Prep 1 hr 15 mins
Cook 35 mins
It actually looks like a pie when its finished. We would have this in Germany every fall with new wine, it was so good.
- 2 cups onions, coarsely chopped (3 large)
- 2 tablespoons butter (1/4 stick)
- 1 teaspoon salt
- 1⁄4 teaspoon black pepper
- 1⁄4 teaspoon dried marjoram
- 2 cups all-purpose flour
- 1⁄4 cup cornstarch
- 4 teaspoons baking powder
- 5 tablespoons vegetable shortening
- 3⁄4-1 cup milk
- 1 egg, well beaten
- 3⁄4 cup sour cream
- 2 teaspoons poppy seeds
- 1⁄4 teaspoon paprika
- In medium skillet, saute the onions in butter over low heat until they just begin to brown, about 15 minutes.

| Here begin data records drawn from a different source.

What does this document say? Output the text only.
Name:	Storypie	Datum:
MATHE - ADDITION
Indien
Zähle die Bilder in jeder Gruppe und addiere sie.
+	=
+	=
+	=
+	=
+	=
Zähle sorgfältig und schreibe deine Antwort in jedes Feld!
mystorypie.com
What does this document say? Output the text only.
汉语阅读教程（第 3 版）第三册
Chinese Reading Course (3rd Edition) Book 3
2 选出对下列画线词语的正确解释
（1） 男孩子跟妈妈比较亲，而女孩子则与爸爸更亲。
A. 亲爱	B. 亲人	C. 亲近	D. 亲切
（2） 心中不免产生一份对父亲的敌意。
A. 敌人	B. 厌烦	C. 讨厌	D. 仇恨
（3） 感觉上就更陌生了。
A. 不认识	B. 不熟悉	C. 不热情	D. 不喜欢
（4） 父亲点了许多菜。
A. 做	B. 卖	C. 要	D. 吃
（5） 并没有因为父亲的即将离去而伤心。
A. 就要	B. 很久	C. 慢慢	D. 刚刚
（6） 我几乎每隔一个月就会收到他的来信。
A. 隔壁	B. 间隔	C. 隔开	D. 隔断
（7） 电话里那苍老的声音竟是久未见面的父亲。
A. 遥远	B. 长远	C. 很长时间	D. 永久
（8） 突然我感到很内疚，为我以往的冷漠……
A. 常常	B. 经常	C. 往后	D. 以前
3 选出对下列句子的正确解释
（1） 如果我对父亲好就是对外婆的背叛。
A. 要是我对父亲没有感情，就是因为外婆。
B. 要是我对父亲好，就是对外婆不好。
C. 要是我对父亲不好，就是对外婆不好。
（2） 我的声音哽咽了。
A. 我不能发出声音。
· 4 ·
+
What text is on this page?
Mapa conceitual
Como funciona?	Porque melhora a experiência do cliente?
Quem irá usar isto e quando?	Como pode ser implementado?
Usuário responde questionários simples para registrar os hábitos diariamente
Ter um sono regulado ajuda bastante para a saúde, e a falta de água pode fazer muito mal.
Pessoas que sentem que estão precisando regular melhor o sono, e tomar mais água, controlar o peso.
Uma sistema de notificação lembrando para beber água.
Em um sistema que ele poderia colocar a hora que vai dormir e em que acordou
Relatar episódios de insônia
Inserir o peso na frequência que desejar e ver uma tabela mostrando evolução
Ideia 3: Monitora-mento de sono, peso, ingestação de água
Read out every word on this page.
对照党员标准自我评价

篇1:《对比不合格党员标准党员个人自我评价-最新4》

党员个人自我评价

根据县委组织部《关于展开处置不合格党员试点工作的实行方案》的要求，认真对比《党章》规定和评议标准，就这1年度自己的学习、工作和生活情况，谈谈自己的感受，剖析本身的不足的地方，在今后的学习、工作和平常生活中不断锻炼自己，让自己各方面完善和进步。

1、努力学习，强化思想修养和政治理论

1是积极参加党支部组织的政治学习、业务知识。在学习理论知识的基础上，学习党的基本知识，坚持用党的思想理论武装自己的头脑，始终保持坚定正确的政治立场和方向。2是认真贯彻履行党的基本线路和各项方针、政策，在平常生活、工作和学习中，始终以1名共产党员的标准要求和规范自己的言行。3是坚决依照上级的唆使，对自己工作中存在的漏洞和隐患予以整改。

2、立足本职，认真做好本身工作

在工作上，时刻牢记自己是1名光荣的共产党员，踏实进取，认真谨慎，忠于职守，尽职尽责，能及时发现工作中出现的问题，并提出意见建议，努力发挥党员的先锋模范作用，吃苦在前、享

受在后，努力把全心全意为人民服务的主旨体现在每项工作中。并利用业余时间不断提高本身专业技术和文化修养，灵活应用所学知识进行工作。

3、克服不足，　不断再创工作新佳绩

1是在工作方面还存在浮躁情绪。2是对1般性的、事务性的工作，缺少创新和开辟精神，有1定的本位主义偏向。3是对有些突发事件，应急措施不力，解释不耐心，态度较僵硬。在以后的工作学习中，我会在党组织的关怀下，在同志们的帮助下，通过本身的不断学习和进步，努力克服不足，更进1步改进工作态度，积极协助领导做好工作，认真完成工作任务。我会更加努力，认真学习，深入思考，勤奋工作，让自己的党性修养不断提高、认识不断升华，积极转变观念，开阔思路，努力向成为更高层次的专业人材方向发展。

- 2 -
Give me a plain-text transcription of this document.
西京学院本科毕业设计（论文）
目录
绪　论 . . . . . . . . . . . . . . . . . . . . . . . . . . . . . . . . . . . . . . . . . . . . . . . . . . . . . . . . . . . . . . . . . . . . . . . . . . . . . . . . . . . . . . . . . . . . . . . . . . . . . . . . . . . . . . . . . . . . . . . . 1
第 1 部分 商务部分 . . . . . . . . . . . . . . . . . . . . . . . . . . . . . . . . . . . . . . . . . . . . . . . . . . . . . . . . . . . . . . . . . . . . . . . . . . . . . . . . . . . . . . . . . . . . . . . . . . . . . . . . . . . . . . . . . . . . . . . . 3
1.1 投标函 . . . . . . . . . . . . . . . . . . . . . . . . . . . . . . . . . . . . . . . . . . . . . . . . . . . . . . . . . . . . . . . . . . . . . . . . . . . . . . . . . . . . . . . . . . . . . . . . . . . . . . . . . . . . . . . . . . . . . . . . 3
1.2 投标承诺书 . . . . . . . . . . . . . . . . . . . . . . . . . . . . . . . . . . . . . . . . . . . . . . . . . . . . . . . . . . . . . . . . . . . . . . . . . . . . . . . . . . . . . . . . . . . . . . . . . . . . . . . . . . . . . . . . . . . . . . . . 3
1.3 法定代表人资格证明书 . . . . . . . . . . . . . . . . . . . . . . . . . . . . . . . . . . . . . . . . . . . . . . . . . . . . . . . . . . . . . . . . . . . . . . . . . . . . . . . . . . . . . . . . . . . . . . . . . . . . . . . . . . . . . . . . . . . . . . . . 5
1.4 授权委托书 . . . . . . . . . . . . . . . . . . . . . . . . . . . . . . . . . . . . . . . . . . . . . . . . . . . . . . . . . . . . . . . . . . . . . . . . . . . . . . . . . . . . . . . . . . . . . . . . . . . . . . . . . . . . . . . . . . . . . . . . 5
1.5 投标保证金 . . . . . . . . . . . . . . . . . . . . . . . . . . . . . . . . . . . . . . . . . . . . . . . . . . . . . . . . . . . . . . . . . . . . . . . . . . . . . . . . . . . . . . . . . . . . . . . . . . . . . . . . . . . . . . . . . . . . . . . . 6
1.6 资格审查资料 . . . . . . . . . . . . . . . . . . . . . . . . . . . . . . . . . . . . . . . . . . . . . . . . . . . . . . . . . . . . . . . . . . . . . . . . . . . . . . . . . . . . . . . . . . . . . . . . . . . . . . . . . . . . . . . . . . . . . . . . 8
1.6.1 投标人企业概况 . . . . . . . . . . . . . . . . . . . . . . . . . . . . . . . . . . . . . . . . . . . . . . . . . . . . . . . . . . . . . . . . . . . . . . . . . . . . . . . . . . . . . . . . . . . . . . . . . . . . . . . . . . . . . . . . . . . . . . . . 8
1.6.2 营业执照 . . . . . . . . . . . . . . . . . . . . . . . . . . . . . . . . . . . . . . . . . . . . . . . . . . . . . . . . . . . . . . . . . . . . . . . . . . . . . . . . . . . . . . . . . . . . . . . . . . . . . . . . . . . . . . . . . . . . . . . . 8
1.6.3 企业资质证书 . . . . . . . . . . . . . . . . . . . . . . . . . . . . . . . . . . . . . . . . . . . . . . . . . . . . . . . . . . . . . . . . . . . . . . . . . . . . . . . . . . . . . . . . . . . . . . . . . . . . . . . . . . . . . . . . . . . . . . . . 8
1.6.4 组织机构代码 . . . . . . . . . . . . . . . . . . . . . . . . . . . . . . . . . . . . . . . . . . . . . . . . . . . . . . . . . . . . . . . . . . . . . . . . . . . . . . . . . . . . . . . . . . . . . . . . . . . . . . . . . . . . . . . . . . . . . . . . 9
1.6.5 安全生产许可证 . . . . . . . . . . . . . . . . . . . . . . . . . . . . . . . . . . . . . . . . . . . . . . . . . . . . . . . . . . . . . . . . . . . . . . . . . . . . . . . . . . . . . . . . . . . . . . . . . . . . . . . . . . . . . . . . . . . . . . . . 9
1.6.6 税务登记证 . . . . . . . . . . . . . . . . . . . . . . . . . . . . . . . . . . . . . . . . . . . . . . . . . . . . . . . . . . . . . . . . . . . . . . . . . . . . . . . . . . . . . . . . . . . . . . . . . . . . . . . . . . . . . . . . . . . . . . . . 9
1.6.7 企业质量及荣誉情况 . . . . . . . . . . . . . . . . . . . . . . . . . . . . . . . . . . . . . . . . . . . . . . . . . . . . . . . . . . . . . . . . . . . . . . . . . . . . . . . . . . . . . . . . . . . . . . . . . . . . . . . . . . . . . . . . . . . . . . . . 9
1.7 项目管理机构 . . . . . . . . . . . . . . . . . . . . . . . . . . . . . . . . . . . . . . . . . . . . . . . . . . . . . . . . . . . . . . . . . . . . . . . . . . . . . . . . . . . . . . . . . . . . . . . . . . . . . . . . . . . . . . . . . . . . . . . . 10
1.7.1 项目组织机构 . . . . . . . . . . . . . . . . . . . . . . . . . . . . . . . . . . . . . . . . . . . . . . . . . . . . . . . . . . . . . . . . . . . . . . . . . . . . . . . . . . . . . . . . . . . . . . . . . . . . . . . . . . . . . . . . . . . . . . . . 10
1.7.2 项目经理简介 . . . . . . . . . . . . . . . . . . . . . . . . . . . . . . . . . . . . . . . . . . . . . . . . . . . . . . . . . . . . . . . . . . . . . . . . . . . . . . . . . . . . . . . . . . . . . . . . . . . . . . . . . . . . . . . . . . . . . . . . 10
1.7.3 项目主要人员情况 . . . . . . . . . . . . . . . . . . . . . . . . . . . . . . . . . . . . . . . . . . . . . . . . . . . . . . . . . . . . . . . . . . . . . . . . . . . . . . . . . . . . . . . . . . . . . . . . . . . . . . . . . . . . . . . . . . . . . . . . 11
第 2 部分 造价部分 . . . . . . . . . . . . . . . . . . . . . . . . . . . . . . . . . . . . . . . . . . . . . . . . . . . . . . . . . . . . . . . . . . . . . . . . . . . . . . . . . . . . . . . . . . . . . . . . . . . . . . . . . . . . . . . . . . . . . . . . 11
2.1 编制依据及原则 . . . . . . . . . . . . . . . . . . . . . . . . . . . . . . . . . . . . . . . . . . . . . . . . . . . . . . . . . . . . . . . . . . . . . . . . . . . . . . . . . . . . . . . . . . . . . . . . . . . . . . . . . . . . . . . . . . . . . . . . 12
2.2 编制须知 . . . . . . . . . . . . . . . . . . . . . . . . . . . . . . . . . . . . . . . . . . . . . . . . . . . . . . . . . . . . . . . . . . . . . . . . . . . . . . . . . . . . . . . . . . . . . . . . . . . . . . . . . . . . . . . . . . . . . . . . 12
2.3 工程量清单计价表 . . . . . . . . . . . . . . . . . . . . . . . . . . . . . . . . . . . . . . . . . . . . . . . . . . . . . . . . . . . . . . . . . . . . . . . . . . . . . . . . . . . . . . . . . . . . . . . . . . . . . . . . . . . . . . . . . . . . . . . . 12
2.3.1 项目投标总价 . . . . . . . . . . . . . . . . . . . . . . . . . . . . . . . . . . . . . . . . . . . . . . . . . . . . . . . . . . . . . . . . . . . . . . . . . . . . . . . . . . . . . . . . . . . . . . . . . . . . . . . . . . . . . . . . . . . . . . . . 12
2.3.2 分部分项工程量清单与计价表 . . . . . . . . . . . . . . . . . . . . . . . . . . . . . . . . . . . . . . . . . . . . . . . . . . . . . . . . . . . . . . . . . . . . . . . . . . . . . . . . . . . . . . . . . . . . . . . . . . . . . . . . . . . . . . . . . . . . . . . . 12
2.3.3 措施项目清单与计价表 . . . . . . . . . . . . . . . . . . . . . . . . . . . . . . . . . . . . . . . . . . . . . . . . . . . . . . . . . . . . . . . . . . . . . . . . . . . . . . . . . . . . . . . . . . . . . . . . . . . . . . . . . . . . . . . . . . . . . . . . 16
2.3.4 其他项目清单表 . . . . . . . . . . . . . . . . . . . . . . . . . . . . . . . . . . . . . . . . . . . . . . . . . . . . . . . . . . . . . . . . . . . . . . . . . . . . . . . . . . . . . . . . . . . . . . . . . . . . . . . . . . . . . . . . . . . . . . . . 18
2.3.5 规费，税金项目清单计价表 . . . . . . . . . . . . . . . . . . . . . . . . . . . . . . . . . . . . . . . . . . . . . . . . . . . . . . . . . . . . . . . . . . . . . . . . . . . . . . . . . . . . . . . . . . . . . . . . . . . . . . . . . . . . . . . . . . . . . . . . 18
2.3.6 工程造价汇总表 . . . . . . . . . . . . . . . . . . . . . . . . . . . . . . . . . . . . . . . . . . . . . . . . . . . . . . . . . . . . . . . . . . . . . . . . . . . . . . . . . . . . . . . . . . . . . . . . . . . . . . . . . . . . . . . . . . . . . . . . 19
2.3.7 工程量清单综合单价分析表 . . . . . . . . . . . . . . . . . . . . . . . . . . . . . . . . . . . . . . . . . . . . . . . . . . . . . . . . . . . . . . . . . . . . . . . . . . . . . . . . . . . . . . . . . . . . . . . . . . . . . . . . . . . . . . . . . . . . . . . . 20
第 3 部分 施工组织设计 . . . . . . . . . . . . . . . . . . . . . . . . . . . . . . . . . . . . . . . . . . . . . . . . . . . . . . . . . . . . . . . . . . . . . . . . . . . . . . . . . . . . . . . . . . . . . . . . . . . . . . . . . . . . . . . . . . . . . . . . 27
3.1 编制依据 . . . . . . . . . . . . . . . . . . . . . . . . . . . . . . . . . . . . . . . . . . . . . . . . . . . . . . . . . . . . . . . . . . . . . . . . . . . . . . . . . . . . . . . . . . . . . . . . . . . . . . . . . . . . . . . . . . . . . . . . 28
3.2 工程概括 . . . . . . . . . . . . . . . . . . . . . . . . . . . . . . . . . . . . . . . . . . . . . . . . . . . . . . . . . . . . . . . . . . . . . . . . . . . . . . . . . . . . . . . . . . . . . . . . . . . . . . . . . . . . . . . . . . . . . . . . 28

- Season with 1/4 tsp of the salt, the marjoram and the pepper.
- Set aside to cool.
- Preheat oven to 450°F.
- In a food processor bowl place flour, cornstarch, baking powder, and the remaining salt; mix.
- Add the shortening and process just until it is the texture of soft crumbs.
- Add the milk and mix quickly to form a soft dough.
- Oil a 10 inch round cake pan and lightly use your fingers to spread the dough out evenly.
- Spread the cooked onion over the top.
- Beat the egg and sour cream together.
- Spoon the mixture over the onion, and spread it out to the very edge of the pan.
- Sprinkle lightly with poppy seeds and paprika.
- Bake for 20 minutes.
- Let cool slightly, then cut into wedges.
Made this as an appetizer for our Dinner Club's German Night - it was a huge hit. Made about 20-24 appetizer size pieces. I made it in a 10" springform pan and used 3 different kinds of onion (2.5 c cooking, 1 c red, .25 c green), totalling about 3.5-4 cups. When I make it again I will only make about .75 of the dough recipe as I found it a bit thick. This dough would also be excellent as a base for strawberry shortcake although I wouldn't add the additional salt.